In March 2015, NHS England published a document entitled “Serious Incident Framework”, a policy document aimed at Clinical Commissioning Group Leaders, NHS Foundation Trust, and Care Chief Executives, and Medical and Nursing Directors. The framework is said to explain “the responsibilities and actions for dealing with Serious Incidents and the tools available, and outlines the process and procedures to ensure that Serious Incidents are identified correctly, investigated thoroughly and, most importantly, learned from to prevent the likelihood of similar incidents happening again”, and is revised framework from the one published in March 2013.

More recently, in March 2016, NHS England also published the “Serious Incident Framework - frequently asked questions” document, with this being a guidance document aimed at the same target audience.
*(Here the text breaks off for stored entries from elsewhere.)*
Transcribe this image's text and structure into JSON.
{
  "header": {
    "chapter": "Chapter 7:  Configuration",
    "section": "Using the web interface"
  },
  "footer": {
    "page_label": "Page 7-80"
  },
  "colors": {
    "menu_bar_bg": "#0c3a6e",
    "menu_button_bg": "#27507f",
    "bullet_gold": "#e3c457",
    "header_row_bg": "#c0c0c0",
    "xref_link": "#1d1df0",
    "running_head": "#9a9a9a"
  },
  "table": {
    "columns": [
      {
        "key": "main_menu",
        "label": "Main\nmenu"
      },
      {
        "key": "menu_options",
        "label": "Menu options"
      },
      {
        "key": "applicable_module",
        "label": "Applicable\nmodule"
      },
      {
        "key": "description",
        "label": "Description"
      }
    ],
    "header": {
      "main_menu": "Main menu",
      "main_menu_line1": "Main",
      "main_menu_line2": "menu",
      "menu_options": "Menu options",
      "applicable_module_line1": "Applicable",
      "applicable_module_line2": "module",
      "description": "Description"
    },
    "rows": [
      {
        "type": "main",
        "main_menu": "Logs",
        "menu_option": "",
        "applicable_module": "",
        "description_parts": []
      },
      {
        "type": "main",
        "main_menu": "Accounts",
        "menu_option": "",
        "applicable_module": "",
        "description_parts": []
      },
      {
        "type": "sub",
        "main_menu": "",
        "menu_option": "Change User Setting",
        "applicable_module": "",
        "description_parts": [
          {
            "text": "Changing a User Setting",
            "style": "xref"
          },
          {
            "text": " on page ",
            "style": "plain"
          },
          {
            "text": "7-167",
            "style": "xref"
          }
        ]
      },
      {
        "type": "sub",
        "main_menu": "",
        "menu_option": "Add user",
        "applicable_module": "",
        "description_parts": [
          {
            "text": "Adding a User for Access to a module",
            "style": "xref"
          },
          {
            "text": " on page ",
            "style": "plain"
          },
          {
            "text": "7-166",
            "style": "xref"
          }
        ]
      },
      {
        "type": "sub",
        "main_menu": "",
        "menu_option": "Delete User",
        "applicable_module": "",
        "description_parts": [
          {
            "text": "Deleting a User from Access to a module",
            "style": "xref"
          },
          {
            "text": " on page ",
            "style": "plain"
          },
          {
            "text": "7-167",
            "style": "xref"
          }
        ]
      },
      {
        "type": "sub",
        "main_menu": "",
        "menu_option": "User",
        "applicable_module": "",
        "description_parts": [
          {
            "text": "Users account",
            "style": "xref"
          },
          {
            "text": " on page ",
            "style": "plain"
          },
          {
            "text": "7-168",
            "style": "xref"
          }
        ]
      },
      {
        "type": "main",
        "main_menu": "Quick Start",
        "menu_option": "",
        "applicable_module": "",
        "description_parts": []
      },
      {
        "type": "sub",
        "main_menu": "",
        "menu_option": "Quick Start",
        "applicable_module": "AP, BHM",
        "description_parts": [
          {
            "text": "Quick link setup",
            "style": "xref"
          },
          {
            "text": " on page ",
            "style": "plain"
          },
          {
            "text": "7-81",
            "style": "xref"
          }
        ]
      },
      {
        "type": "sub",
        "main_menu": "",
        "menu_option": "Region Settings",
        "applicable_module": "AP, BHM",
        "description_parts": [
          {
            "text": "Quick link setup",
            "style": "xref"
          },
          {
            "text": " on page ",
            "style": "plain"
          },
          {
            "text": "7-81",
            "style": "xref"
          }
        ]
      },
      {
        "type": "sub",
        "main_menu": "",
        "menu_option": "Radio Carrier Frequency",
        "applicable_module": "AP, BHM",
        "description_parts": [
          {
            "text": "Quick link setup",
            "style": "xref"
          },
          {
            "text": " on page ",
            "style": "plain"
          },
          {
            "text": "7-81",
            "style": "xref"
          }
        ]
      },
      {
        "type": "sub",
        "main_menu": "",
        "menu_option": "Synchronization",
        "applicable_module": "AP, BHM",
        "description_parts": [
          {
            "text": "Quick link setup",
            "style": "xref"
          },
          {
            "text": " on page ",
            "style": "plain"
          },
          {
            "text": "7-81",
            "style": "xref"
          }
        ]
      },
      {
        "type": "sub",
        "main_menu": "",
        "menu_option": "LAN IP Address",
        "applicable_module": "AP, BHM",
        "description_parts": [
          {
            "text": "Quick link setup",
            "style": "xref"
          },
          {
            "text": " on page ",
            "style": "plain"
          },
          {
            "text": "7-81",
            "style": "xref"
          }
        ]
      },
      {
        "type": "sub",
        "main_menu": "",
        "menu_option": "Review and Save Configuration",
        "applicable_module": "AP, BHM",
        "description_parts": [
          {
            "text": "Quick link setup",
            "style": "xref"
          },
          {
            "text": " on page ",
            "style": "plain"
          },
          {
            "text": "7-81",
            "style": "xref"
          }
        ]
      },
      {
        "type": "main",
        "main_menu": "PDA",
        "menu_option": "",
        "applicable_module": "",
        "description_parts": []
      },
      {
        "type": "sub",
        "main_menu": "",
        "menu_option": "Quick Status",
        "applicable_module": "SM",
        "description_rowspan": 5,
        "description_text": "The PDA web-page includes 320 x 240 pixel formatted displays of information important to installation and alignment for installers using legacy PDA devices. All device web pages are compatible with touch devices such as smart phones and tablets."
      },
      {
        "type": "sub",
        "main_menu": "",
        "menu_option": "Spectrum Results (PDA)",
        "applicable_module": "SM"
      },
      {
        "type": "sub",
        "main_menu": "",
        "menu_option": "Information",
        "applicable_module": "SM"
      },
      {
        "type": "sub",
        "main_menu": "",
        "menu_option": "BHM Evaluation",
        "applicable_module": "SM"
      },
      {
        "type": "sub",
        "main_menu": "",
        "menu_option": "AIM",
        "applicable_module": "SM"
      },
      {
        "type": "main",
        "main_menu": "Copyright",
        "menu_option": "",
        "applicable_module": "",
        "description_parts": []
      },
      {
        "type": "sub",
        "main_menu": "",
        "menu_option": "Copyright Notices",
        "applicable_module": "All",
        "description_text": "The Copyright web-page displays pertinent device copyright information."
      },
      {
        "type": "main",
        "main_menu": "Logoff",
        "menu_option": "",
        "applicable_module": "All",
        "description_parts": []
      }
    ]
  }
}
This document is described as “additional guidance to support implementation of the Serious Incident Framework”.

The Framework is a long, complex document, so the FAQs are a helpful short form of guidance to the Serious Incident Investigation (SII) process. There are 27 answered questions and they make for interesting reading.
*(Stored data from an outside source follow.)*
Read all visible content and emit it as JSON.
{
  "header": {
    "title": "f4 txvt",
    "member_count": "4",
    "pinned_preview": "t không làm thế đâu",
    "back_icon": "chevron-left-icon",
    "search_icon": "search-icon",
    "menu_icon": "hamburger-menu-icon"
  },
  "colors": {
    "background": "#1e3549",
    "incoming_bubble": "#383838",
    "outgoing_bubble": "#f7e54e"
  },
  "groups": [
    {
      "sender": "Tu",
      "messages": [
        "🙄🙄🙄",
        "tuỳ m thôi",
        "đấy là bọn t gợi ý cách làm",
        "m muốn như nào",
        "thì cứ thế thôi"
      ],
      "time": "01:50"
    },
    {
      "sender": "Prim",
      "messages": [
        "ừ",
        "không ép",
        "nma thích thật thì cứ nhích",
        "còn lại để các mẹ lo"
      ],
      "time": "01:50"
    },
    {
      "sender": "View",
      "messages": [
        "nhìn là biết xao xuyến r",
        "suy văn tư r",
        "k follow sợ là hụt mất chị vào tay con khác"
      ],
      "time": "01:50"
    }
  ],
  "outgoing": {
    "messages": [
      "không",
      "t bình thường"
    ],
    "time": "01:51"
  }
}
The answers confirm that Serious Incidents (Sis) are not just those which result in harm (Q1&10) but include incidents which present risks to an organisation’s ability to deliver safe healthcare (Q1). The response to a SI should follow consistent and clearly defined principles and procedures, with a significant management focus and formal governance arrangements around reporting, investigation, learning, action planning, implementation, and closure.

It is emphasised (Q2) that the SII is to be “used for the purpose of learning and not to apportion blame” but that where there is evidence to suggest an individual has caused intended harm, is unfit to carry out their duties, or has acted in a grossly negligent manner, appropriate referral should be made and separately progressed. It confirms that the NHS Litigation Authority (NHS LA) agrees that organisations must investigate and identify the root cause(s) to prevent recurrence, but such identification will not necessarily result in civil liability.
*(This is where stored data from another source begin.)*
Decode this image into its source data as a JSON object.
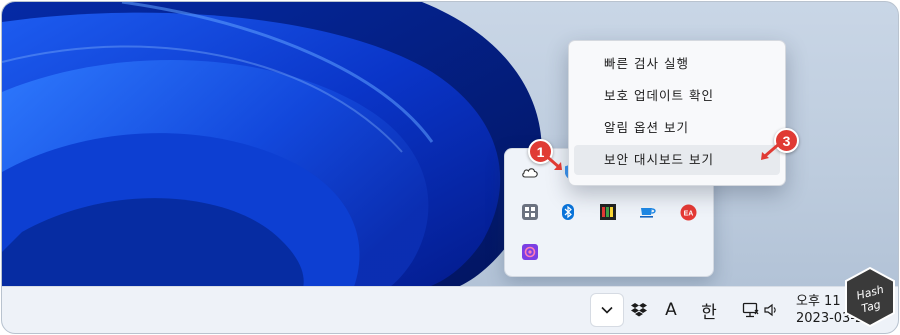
{
  "context_menu": {
    "items": [
      {
        "label": "빠른 검사 실행"
      },
      {
        "label": "보호 업데이트 확인"
      },
      {
        "label": "알림 옵션 보기"
      },
      {
        "label": "보안 대시보드 보기"
      }
    ],
    "highlighted_index": 3
  },
  "tray_flyout": {
    "icons": [
      {
        "name": "onedrive-cloud-icon"
      },
      {
        "name": "windows-security-shield-icon"
      },
      {
        "name": "app-grid-icon"
      },
      {
        "name": "bluetooth-icon"
      },
      {
        "name": "color-palette-app-icon"
      },
      {
        "name": "coffee-cup-icon"
      },
      {
        "name": "ea-app-icon"
      },
      {
        "name": "purple-app-icon"
      }
    ]
  },
  "taskbar": {
    "items": [
      {
        "name": "show-hidden-icons-chevron",
        "glyph": "⌄"
      },
      {
        "name": "dropbox-icon"
      },
      {
        "name": "input-mode-english",
        "label": "A"
      },
      {
        "name": "input-mode-korean",
        "label": "한"
      },
      {
        "name": "network-icon"
      },
      {
        "name": "speaker-icon"
      }
    ],
    "clock": {
      "time": "오후 11",
      "date": "2023-03-27"
    }
  },
  "annotations": {
    "step_a": "1",
    "step_b": "3"
  },
  "watermark": {
    "line1": "Hash",
    "line2": "Tag"
  },
  "colors": {
    "badge": "#e03b34",
    "wallpaper_blue": "#0b3fd6",
    "taskbar": "#eef2f8",
    "menu_hover": "#e7eaee"
  }
}
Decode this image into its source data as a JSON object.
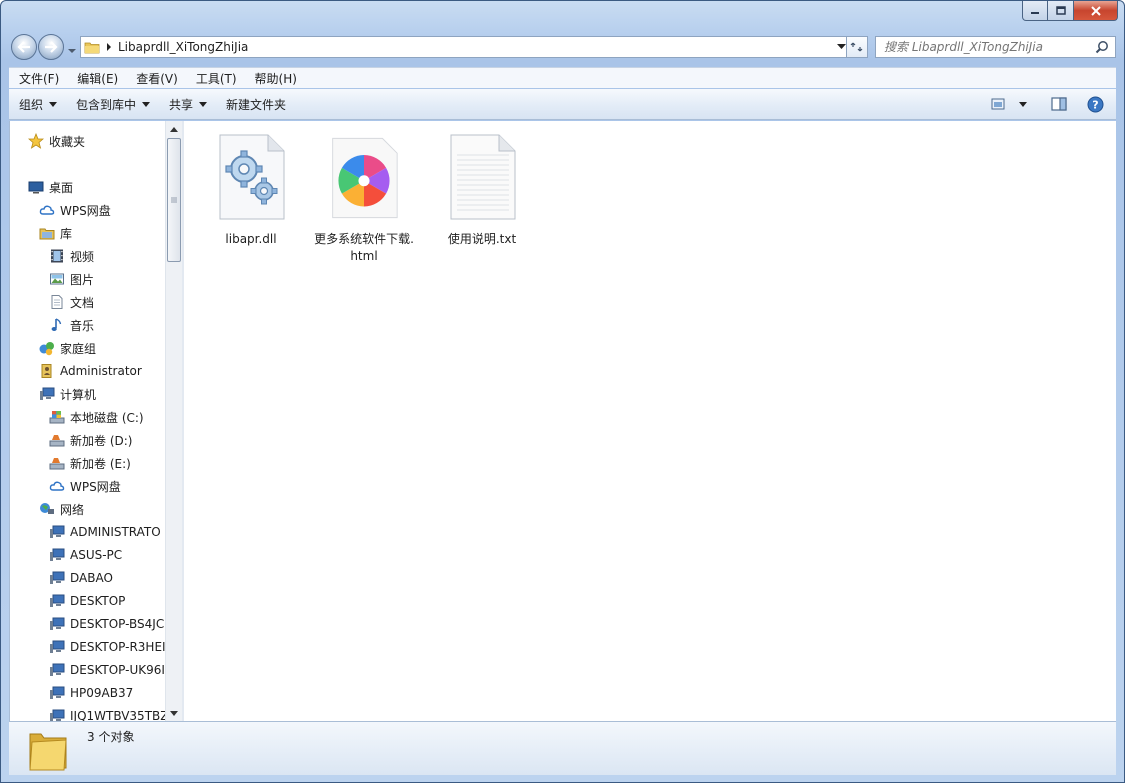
{
  "window": {
    "path": "Libaprdll_XiTongZhiJia",
    "search_placeholder": "搜索 Libaprdll_XiTongZhiJia"
  },
  "menu": [
    "文件(F)",
    "编辑(E)",
    "查看(V)",
    "工具(T)",
    "帮助(H)"
  ],
  "toolbar": {
    "organize": "组织",
    "include_library": "包含到库中",
    "share": "共享",
    "new_folder": "新建文件夹"
  },
  "nav": {
    "favorites": "收藏夹",
    "desktop": "桌面",
    "wps_cloud": "WPS网盘",
    "libraries": "库",
    "videos": "视频",
    "pictures": "图片",
    "documents": "文档",
    "music": "音乐",
    "homegroup": "家庭组",
    "admin": "Administrator",
    "computer": "计算机",
    "drive_c": "本地磁盘 (C:)",
    "drive_d": "新加卷 (D:)",
    "drive_e": "新加卷 (E:)",
    "wps_cloud2": "WPS网盘",
    "network": "网络",
    "net_items": [
      "ADMINISTRATO",
      "ASUS-PC",
      "DABAO",
      "DESKTOP",
      "DESKTOP-BS4JC",
      "DESKTOP-R3HEI",
      "DESKTOP-UK96I",
      "HP09AB37",
      "IJQ1WTBV35TBZ"
    ]
  },
  "files": [
    {
      "name": "libapr.dll",
      "icon": "gears-dll-icon"
    },
    {
      "name": "更多系统软件下载.html",
      "icon": "pinwheel-browser-icon"
    },
    {
      "name": "使用说明.txt",
      "icon": "text-document-icon"
    }
  ],
  "status": {
    "count": "3 个对象"
  }
}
It is notable that there is no definition of a SI per se, but the Framework does include a list of the types of incident that are to be included, including “unexpected or avoidable injury … that has resulted in harm”. The answers (Q5) confirm that this was deliberate to avoid expected or inevitable harm cases from requiring investigation. However, the answers specifically confirm that 12-hour waits for admission are not automatically an SI, nor are pressure ulcers (Q7&8). However, ‘Never Events’ (an event which should never occur) are automatically considered to be SIs (Q9).

Q15 confirms that all SI data is captured by the Strategic Executive Information System and reported to the National Reporting and Learning System (NRLS), in which actual harm caused is also reported. The NRLS enables the monitoring of adverse events in patients.

The scale and scope of the SI investigation must be proportionate to the incident (Q16). In the NHS, Root Cause Analysis is the standard system used, with two templates (i) concise (level 1), for less complex SI investigated at a local level and (ii) comprehensive (level 2), for complex issues investigated by a multidisciplinary team involving experts and/or specialist investigators. Level 3 investigations are not explained in the FAQs, but the Framework sets out an explanation that these are investigations in which the investigator and all members of the investigation team must be independent of the provider.

Q19 explains that a “good quality” investigation allows organisations to identify the what, how and why, and to develop effective solutions to prevent recurrence:

(a) ‘The What?’ is the problem(s) that contributed towards an SI, including lapses in care, acts or omissions;

(b) ‘The How?’ are the contributory factors leading to the problems, including environmental and human factors; and

(c) ‘The Why?’ is the root cause that needs to be addressed.

The lead investigator of a SII is required to be appropriately trained and educated with respect to such investigations (Q20) and any SII report should be completed within 60 days (Q23) (except for level 3 SIIs, which is 6 months).

SII reports are seen quite frequently in cases of clinical negligence and often provide valuable information; therefore, it is worth from a practitioners’ perspective being broadly familiar with both the Framework and its FAQs, not least so as to be able to identify whether such an investigation has been carried out in accordance with policy.